The Majestic May River and Its Bountiful Harvest

A family with a passion to create the finest boat to table experience

With lessons taught by fathers and grandfathers – they know the dignity of hard work that follows the tides and days that often begin in the wee hours. Their faces and their voices all speak of a heritage that defines the coast. Exuberance radiates from the folks at the May River Oyster Company in Bluffton, South Carolina when they speak about their oysters, the farm and the future. The team consists of Brad and Olivia Young, their son, Dillon, and nephews Austin and Andrew Harter.  All are South Carolina natives and generations of their family have enjoyed the beauty and the bountiful harvest of the majestic May River for more than 100 years. It’s all about sustainability, quality and their passion to create the finest river-to-restaurant experience possible. Oystering is in their blood. There’s meaning in the work they do. Something within them stirs deep down.

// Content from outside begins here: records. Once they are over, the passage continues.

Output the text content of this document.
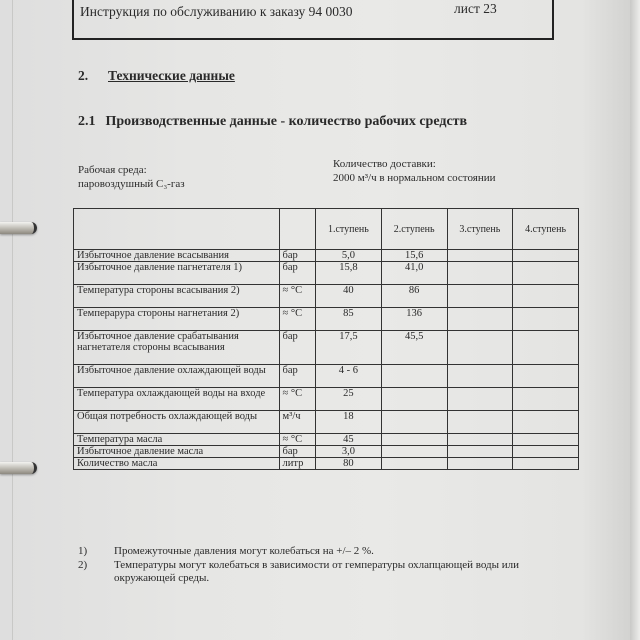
Инструкция по обслуживанию к заказу 94 0030	лист 23
2. Технические данные
2.1 Производственные данные - количество рабочих средств
Рабочая среда:
паровоздушный C₃-газ
Количество доставки:
2000 м³/ч в нормальном состоянии
		1.ступень	2.ступень	3.ступень	4.ступень
Избыточное давление всасывания	бар	5,0	15,6		
Избыточное давление пагнетателя 1)	бар	15,8	41,0		
Температура стороны всасывания 2)	≈ °C	40	86		
Темперарура стороны нагнетания 2)	≈ °C	85	136		
Избыточное давление срабатывания нагнетателя стороны всасывания	бар	17,5	45,5		
Избыточное давление охлаждающей воды	бар	4 - 6			
Температура охлаждающей воды на входе	≈ °C	25			
Общая потребность охлаждающей воды	м³/ч	18			
Температура масла	≈ °C	45			
Избыточное давление масла	бар	3,0			
Количество масла	литр	80			
1)	Промежуточные давления могут колебаться на +/– 2 %.
2)	Температуры могут колебаться в зависимости от гемпературы охлапцающей воды или окружающей среды.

Pride. This family takes great pride in the fact that their farm is planting thousands of oysters, which takes a tremendous amount of harvesting pressure off the wild population, allowing them to leave the shell banks and reefs more intact.  The more oysters there are, the cleaner the water. Cleaner water allows for more sunlight and more sunlight mean more grass beds on the bottom to create the vitally important habitat for crabs and fish. Olivia explains it this way: “Imagine an aquarium in your house.  If you remove the filter, how long do you think the fish can survive?” she asks. “The water quality continues to decline, eventually making life unsustainable for the fish. The oyster performs the same function for the river. The more oysters you have, the more water gets filtered, and the health of the environment increases for all species.  This is the reason we practice sustainable harvesting practices and add many more oysters to the river by farming.”

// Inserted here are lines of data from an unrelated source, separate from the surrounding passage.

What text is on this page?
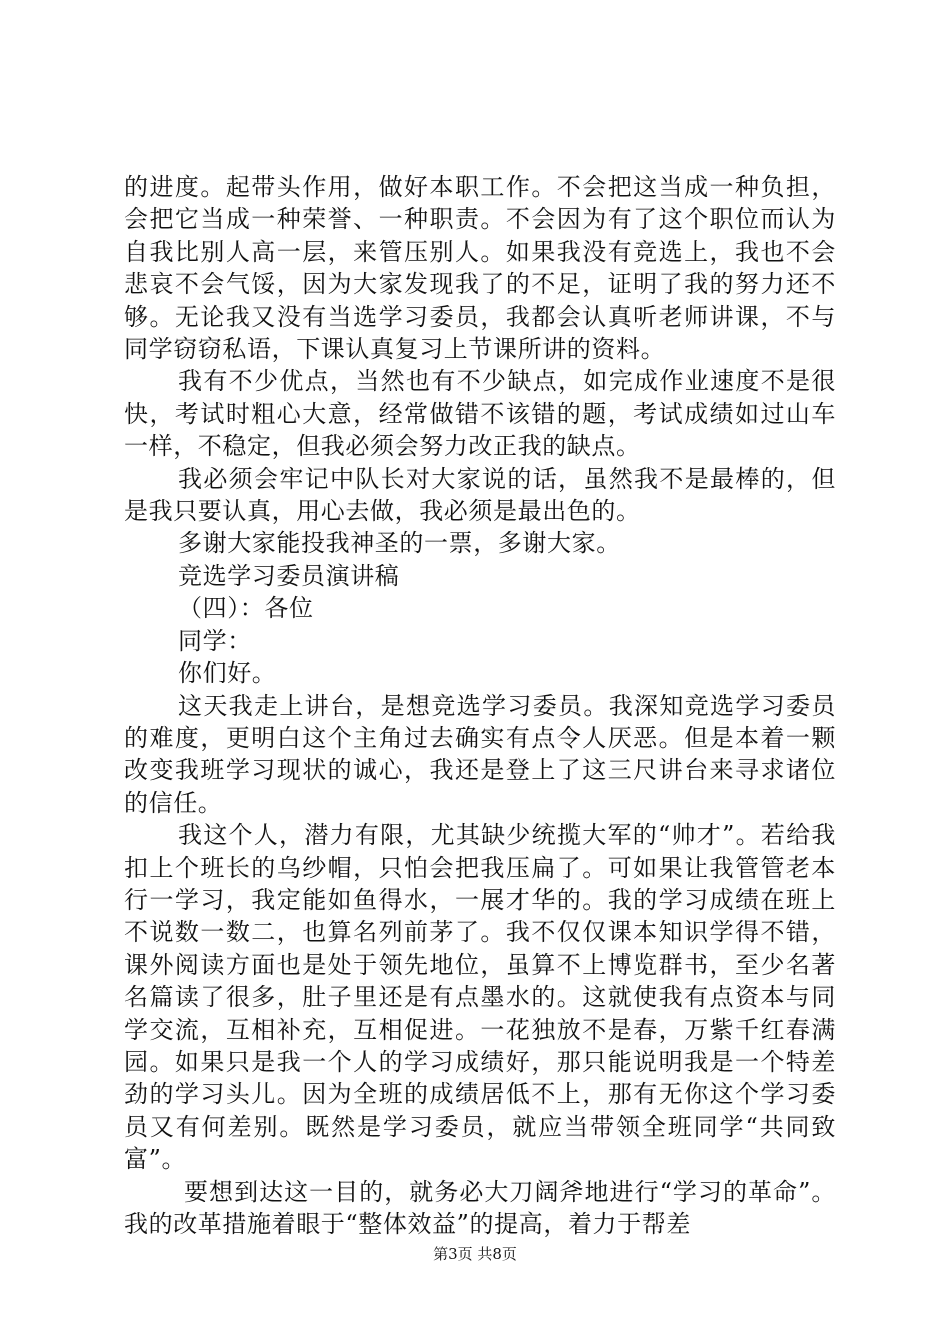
的进度。起带头作用，做好本职工作。不会把这当成一种负担，会把它当成一种荣誉、一种职责。不会因为有了这个职位而认为自我比别人高一层，来管压别人。如果我没有竞选上，我也不会悲哀不会气馁，因为大家发现我了的不足，证明了我的努力还不够。无论我又没有当选学习委员，我都会认真听老师讲课，不与同学窃窃私语，下课认真复习上节课所讲的资料。

我有不少优点，当然也有不少缺点，如完成作业速度不是很快，考试时粗心大意，经常做错不该错的题，考试成绩如过山车一样，不稳定，但我必须会努力改正我的缺点。

我必须会牢记中队长对大家说的话，虽然我不是最棒的，但是我只要认真，用心去做，我必须是最出色的。

多谢大家能投我神圣的一票，多谢大家。

竞选学习委员演讲稿

（四）：各位

同学：

你们好。

这天我走上讲台，是想竞选学习委员。我深知竞选学习委员的难度，更明白这个主角过去确实有点令人厌恶。但是本着一颗改变我班学习现状的诚心，我还是登上了这三尺讲台来寻求诸位的信任。

我这个人，潜力有限，尤其缺少统揽大军的“帅才”。若给我扣上个班长的乌纱帽，只怕会把我压扁了。可如果让我管管老本行一学习，我定能如鱼得水，一展才华的。我的学习成绩在班上不说数一数二，也算名列前茅了。我不仅仅课本知识学得不错，课外阅读方面也是处于领先地位，虽算不上博览群书，至少名著名篇读了很多，肚子里还是有点墨水的。这就使我有点资本与同学交流，互相补充，互相促进。一花独放不是春，万紫千红春满园。如果只是我一个人的学习成绩好，那只能说明我是一个特差劲的学习头儿。因为全班的成绩居低不上，那有无你这个学习委员又有何差别。既然是学习委员，就应当带领全班同学“共同致富”。

要想到达这一目的，就务必大刀阔斧地进行“学习的革命”。我的改革措施着眼于“整体效益”的提高，着力于帮差

第3页 共8页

With chefs up and down the coast demanding locally sourced, sustainable seafood, there’s no more imported shark and tilapia or Chilean sea bass. “You hook it, we cook it” has become their mantra. Boat to table is critical. But they are speak of fisheries declining and of a way of life that may vanish because the country now imports more than 90 percent of its seafood.  The baselines may be shifting, but among the chefs and the fishermen of the Lowcountry, a future is certain.